Faith & Reason: There should be nothing holy about matrimony
Saturday 30 January 1999
This week church leaders in Birmingham accused a local radio station of reducing a "sacred and momentous decision to a media event". BRMB, an independent radio station, organised a competition called "Two Strangers and a Wedding". It was entered by about 100 men and 100 women who wanted to be married but hadn't got there via dating.
Psychologists and counsellors were brought in to assess which entrants were the most compatible with each other. The winners were rewarded with an all-expenses-paid wedding, a honeymoon in the Bahamas, a posh rent- free flat for a year and a snazzy car. When Carla Germaine and Greg Cordell married on Monday they had never seen each other before.
The clergy were right. It was a media event and BRMB was milking it. The idea of two people marrying before they met is so counter to modern Western culture that the nation was agog. But were the clerics right to say it was sacred?
Marriage has a grubby history which is easier to explain by saying it was designed by man for the benefit of blokes, than that it was created by our maker. In Old Testament times men were entitled to have several wives but women couldn't take their pick of husbands. In the days of the New Testament a man could divorce a woman but a woman couldn't divorce her man. Until relatively recently in the history of marriage, when a woman said "I do", she lost the right to her name, her body, her property and access to the law.
If the Church claims marriage is an "honourable estate instituted by God" then what does that state of affairs say about the God who instituted it? That He was the same jolly fella who thought up slavery? It would be less offensive to free marriage of the burden of sacramental status and recognise it as an evolving institution that changes over time to meet the challenges and demands of the day.
If the Church were prepared to think of marriage in a more ordinary way it would be better equipped to engage in the re-evaluation of marriage necessary for it to flourish in the coming century.
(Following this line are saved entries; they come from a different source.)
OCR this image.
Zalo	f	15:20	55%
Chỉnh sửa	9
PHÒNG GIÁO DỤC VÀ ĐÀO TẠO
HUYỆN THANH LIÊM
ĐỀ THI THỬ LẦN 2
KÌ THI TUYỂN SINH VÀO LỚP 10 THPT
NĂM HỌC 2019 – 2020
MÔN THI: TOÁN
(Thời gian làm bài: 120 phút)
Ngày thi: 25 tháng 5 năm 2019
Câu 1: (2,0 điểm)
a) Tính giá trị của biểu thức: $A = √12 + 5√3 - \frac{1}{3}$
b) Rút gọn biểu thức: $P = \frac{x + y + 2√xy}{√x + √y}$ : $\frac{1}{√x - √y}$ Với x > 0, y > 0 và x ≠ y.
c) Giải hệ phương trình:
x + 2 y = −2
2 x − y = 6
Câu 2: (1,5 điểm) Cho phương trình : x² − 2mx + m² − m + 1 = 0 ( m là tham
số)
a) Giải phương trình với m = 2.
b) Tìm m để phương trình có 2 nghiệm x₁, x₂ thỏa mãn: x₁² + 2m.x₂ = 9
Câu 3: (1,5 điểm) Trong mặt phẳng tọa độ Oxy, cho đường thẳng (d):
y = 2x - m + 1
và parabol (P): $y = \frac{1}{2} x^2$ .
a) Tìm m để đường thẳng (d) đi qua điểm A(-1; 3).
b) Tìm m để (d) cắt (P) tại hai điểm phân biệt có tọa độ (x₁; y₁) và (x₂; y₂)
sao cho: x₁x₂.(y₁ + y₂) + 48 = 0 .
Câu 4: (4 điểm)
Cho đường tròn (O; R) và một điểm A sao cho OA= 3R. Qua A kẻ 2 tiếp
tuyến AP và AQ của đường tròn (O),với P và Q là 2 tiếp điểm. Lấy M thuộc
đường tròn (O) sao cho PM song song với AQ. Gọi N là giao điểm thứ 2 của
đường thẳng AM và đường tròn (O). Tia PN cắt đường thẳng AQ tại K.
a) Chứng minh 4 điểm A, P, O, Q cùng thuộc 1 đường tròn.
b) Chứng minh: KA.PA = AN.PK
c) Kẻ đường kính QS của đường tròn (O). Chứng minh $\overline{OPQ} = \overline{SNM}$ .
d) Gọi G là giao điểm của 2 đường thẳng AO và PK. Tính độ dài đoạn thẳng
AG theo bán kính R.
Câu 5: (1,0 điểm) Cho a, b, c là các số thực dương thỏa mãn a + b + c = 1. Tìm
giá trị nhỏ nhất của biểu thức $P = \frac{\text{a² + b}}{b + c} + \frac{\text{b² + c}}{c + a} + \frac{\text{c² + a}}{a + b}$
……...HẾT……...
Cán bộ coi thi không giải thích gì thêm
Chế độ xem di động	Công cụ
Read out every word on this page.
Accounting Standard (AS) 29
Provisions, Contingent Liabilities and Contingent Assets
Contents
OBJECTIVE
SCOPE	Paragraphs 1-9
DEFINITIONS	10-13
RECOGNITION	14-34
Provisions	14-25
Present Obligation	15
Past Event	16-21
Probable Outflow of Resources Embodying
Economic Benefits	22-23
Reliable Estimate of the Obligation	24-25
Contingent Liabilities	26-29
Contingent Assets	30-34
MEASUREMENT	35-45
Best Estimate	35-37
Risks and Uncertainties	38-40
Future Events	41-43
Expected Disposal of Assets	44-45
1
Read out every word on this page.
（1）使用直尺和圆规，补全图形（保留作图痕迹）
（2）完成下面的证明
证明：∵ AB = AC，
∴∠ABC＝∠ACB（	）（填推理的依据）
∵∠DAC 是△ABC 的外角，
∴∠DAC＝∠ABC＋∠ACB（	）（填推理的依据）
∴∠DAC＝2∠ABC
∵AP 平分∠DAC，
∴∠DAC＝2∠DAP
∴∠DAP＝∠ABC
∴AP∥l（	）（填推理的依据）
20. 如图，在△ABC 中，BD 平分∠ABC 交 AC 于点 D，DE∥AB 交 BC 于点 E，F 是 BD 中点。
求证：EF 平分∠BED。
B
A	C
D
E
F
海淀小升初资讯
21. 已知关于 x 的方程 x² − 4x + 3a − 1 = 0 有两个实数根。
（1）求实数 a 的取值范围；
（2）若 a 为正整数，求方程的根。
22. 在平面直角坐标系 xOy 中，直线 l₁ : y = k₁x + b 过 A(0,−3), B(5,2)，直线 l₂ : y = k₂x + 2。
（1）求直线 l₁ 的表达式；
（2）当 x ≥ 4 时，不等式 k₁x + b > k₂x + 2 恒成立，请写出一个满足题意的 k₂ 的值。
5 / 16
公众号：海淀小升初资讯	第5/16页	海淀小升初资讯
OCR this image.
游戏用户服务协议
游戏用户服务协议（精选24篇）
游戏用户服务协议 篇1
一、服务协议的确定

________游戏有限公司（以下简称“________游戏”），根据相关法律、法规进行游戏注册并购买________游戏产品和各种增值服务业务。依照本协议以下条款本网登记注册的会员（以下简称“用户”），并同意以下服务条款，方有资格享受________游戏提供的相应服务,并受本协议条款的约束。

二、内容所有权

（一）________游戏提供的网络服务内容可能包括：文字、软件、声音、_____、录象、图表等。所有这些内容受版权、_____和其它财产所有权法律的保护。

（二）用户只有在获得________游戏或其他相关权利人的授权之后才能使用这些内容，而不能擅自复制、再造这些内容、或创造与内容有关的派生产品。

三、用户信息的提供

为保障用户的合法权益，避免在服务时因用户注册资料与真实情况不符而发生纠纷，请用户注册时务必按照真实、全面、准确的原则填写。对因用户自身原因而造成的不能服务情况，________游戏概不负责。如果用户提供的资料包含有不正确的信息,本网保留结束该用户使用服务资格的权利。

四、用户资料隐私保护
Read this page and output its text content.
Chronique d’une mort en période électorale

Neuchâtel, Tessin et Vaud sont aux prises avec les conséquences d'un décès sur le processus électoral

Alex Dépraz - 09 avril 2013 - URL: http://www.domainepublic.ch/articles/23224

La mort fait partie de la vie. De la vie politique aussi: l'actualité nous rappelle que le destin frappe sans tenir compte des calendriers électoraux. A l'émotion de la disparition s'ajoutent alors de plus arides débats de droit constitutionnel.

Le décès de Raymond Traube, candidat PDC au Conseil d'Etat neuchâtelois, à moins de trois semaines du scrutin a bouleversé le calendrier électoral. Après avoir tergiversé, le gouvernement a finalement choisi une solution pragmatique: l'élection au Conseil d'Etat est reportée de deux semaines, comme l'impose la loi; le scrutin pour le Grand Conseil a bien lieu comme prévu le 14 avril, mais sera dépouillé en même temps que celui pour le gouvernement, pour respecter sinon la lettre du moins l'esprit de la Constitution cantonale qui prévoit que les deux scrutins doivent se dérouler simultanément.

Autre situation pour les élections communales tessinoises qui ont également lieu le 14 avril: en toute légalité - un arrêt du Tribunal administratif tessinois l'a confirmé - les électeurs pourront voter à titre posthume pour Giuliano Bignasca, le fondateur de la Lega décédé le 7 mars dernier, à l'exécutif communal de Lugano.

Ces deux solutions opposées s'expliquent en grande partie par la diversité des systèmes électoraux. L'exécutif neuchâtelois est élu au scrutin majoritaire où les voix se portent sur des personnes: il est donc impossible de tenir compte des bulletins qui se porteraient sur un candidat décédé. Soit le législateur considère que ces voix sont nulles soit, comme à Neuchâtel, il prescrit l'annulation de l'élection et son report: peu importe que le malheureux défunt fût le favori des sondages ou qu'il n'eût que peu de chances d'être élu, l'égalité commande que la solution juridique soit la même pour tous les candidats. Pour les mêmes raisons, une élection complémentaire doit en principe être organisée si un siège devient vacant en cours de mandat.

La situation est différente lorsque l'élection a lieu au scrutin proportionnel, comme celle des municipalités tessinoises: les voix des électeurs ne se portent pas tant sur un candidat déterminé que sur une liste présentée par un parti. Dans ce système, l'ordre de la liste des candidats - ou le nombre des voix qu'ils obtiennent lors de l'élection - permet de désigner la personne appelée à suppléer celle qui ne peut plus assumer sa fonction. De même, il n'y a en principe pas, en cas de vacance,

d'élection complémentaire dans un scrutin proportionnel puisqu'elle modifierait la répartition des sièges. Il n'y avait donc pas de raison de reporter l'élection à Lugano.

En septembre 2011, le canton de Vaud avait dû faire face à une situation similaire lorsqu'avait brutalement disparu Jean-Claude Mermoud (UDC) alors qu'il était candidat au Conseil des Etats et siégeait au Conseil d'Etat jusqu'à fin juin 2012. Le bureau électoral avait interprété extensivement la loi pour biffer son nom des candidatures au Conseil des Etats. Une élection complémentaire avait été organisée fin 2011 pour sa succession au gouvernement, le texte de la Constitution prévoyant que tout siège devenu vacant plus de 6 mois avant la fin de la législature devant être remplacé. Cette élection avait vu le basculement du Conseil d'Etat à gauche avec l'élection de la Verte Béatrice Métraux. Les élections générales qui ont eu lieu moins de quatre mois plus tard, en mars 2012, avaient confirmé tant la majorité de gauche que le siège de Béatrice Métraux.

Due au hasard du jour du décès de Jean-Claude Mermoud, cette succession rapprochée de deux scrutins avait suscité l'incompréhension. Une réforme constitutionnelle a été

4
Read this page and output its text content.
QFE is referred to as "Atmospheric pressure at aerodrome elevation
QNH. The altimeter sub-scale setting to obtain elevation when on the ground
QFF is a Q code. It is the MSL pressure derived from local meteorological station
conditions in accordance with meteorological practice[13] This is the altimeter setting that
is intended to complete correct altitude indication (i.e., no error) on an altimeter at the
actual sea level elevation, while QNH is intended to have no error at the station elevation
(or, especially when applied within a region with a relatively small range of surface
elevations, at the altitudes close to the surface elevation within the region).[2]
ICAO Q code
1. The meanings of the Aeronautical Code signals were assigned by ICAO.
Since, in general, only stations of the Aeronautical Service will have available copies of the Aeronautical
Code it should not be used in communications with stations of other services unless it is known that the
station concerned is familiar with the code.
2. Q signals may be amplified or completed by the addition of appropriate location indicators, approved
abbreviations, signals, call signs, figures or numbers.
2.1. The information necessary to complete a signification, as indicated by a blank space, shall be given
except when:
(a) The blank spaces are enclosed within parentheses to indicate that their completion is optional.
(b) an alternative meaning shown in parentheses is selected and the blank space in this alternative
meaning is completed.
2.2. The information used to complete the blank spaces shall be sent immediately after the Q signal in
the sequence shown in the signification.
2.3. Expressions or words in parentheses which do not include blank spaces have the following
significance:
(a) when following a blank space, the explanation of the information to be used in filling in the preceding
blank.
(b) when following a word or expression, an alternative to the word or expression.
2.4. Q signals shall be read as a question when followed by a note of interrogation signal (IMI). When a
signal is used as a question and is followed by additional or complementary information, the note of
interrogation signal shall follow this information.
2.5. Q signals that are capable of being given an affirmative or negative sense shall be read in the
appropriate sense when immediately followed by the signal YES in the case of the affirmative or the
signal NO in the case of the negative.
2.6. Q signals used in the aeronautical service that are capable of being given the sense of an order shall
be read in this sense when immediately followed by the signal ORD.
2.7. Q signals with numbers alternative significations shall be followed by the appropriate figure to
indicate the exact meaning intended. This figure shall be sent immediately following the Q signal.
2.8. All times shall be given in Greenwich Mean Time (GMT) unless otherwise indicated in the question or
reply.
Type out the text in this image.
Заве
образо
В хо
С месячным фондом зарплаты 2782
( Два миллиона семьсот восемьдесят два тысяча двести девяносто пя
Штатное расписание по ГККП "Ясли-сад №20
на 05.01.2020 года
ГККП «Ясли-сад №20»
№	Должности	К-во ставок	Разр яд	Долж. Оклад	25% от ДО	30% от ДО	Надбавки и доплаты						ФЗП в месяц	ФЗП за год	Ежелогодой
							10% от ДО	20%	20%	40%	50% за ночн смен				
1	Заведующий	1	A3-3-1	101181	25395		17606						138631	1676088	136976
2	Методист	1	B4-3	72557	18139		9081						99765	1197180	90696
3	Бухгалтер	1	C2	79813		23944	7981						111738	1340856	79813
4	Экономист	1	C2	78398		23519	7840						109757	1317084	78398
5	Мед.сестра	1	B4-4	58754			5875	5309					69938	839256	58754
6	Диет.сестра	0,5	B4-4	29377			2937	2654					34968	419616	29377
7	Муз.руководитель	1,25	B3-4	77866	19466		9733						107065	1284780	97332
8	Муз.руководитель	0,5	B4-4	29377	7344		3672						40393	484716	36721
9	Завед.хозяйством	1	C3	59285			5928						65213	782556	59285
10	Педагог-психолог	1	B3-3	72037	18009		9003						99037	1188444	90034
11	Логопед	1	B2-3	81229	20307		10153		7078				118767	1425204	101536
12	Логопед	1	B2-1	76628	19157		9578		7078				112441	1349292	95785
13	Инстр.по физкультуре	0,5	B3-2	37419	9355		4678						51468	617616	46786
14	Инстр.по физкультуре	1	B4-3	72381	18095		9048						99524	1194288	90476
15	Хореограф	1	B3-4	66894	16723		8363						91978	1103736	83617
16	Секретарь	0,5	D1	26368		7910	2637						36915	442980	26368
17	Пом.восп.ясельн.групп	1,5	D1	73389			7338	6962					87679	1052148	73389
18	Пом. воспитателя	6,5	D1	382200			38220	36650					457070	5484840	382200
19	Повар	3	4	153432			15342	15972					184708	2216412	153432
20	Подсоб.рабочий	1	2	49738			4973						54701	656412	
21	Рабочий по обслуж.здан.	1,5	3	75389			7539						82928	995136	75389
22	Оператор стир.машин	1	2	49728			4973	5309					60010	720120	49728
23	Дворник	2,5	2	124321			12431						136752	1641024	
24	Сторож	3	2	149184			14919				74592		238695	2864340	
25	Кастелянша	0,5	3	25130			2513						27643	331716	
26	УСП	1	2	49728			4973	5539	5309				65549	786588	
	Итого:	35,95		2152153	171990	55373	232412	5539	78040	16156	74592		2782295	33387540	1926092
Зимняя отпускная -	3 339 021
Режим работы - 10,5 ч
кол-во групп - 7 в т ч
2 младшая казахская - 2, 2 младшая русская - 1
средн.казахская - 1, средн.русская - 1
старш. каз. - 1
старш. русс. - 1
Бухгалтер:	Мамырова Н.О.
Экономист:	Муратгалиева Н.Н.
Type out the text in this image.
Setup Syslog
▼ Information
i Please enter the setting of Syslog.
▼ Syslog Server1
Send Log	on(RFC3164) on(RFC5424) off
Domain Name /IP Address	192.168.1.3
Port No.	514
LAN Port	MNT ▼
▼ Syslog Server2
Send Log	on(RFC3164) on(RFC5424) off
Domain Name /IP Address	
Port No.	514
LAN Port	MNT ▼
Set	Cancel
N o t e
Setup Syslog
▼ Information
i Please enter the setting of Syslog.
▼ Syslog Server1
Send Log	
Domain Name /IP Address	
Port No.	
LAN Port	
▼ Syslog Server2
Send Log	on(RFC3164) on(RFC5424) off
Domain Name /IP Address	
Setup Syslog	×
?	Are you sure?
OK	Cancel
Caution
Greg and Carla's wedding was tacky of course, but aren't many weddings a chance to display tack in all its grossness? I don't find a pair of wedding rings inscribed BRMB 96.4FM much more distasteful than videoed vows, soft-focus photography and bridesmaids dressed up like blobs of blancmange. And just because it was a media event for BRMB it doesn't mean it was a publicity stunt for Greg and Carla. It's possible they were only in it for their 15 minutes of fame, but we don't know that. They might have been taking their vows as seriously as people who marry "because they love each other". Time will tell.
The remarkable aspect of the blind-date wedding was the conversations it sparked off in pubs and wine bars throughout Birmingham. BRMB had organised what it called "objective" means to find the most compatible couple - questionnaires, interviews, a group dynamics session, psychometric tests, lie detector tests, interviews with friends and family and horoscope analysis by Russell Grant.
All this got Caucasian Brummies thinking the unthinkable, namely that romance might not be the best basis for marriage after all. Perhaps, you could overhear them saying, there was more to the Asian culture of arranged marriages than they had previously assumed. When Central News conducted a phone-in poll, 54 per cent of its 8,000 callers said Greg and Carla had done the right thing.
The blind-date wedding was not making a mockery or marriage. It was making a mockery of romance. It was challenging the idea that chemistry and the giddy feeling that "you can't live without someone" are what marriage is about. It was saying ya-boo to the myth begun by the troubadours at the start of the millennium - namely that the overwhelming, all-encompassing emotion we call being "in" love is "true" love.
Today it's very useful for Westerners to separate marriage from romance. Too many of us marry because we fall in love, have affairs because we fall in love with someone else and divorce because we don't love each other any more. Perhaps if Prince Charles had been able to explain to his bride and to the nation that his was a dynastic rather than romantic liaison their marriage might have stood a better chance. It was our insatiable desire for romance that got in the way.
As we reach the end of the romantic millennium we need to rethink marriage just as we needed to in centuries before. The Church could use its considerable resources to help to do that and make the new millennium one of pragmatism - and of commitment.